Suppose that a 200g mass (0.20kg) is oscillating at the end of a spring upon a horizontal surface that is essentially friction-free. The spring can be both stretched and compressed and have a spring constant of 240N/m. It was originally stretched a distance of 12cm (0.12m) from its equilibrium (un-stretched) position prior to release What is its initial potential energy?
PE=kA^2/2=240•(0.12)^2/2=1.728 J.
1.728J
To calculate the initial potential energy of the mass-spring system, we need to consider the spring constant and the displacement from the equilibrium position.
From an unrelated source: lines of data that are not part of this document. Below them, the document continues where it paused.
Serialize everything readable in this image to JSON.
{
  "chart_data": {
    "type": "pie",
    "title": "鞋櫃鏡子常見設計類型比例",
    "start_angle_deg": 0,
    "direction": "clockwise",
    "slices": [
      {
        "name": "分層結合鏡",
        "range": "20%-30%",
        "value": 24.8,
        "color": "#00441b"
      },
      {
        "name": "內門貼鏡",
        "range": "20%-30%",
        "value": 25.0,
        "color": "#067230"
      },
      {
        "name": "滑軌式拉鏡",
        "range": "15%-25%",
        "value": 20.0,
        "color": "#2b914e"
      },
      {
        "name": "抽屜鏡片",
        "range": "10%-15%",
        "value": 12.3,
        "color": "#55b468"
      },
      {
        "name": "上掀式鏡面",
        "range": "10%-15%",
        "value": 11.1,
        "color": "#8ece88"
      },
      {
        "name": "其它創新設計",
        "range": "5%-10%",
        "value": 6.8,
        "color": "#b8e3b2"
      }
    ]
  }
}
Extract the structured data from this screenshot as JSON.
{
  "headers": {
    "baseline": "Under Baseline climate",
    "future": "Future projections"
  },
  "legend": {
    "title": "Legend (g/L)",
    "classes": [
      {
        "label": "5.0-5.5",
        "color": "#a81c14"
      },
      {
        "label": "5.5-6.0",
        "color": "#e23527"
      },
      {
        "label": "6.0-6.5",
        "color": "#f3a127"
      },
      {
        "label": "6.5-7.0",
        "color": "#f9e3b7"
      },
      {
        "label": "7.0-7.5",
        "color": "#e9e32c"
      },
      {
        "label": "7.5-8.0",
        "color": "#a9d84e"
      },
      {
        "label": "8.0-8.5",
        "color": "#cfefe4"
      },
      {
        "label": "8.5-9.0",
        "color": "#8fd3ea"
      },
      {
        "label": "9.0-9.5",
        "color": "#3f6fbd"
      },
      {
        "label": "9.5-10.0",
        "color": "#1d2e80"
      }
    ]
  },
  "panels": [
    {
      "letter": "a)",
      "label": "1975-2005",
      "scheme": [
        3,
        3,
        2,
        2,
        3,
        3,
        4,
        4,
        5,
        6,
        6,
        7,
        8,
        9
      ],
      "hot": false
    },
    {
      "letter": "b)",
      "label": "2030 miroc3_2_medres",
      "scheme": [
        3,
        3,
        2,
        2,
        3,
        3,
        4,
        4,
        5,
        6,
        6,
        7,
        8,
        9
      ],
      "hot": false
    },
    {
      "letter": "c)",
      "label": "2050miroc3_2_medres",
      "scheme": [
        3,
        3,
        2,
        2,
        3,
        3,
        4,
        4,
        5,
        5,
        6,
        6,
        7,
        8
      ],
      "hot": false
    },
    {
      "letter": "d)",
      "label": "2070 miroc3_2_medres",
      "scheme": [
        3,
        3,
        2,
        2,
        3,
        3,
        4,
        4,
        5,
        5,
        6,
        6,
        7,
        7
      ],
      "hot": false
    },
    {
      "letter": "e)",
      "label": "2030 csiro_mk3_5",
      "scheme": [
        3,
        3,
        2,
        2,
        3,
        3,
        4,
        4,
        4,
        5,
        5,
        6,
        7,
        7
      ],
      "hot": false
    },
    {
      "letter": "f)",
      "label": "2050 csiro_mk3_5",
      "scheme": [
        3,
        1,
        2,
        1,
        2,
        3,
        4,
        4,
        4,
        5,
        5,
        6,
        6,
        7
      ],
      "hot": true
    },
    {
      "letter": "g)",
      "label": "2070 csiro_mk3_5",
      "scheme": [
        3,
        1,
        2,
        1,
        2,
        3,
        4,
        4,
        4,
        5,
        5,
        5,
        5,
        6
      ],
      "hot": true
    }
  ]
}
The potential energy of a mass-spring system is given by the equation:
Potential Energy (PE) = (1/2) * k * x^2
Where:
PE is the potential energy
k is the spring constant
x is the displacement from the equilibrium position
Given:
Mass (m) = 0.20 kg
Spring constant (k) = 240 N/m
Displacement (x) = 0.12 m
Substituting the given values into the equation:
PE = (1/2) * 240 N/m * (0.12 m)^2
Simplifying the equation:
PE = 0.5 * 240 N/m * 0.0144 m^2
Calculating:
PE = 20.736 Joules
Therefore, the initial potential energy of the mass-spring system is 20.736 Joules.
To calculate the initial potential energy of the mass-spring system, we need to consider the formula for potential energy stored in a spring.
The formula for potential energy in a spring is given by:
Potential Energy (U) = (1/2) k x^2
Where:
- U is the potential energy
- k is the spring constant
- x is the displacement from the equilibrium position
In this case, the spring constant (k) is given as 240 N/m. The displacement (x) from the equilibrium position is given as 0.12 m.
Now we can substitute these values into the formula and calculate the potential energy:
Potential Energy (U) = (1/2) * 240 N/m * (0.12 m)^2
Calculating this expression gives us:
U = (1/2) * 240 N/m * 0.0144 m^2
= 3.456 Joules
Therefore, the initial potential energy of the system is 3.456 Joules.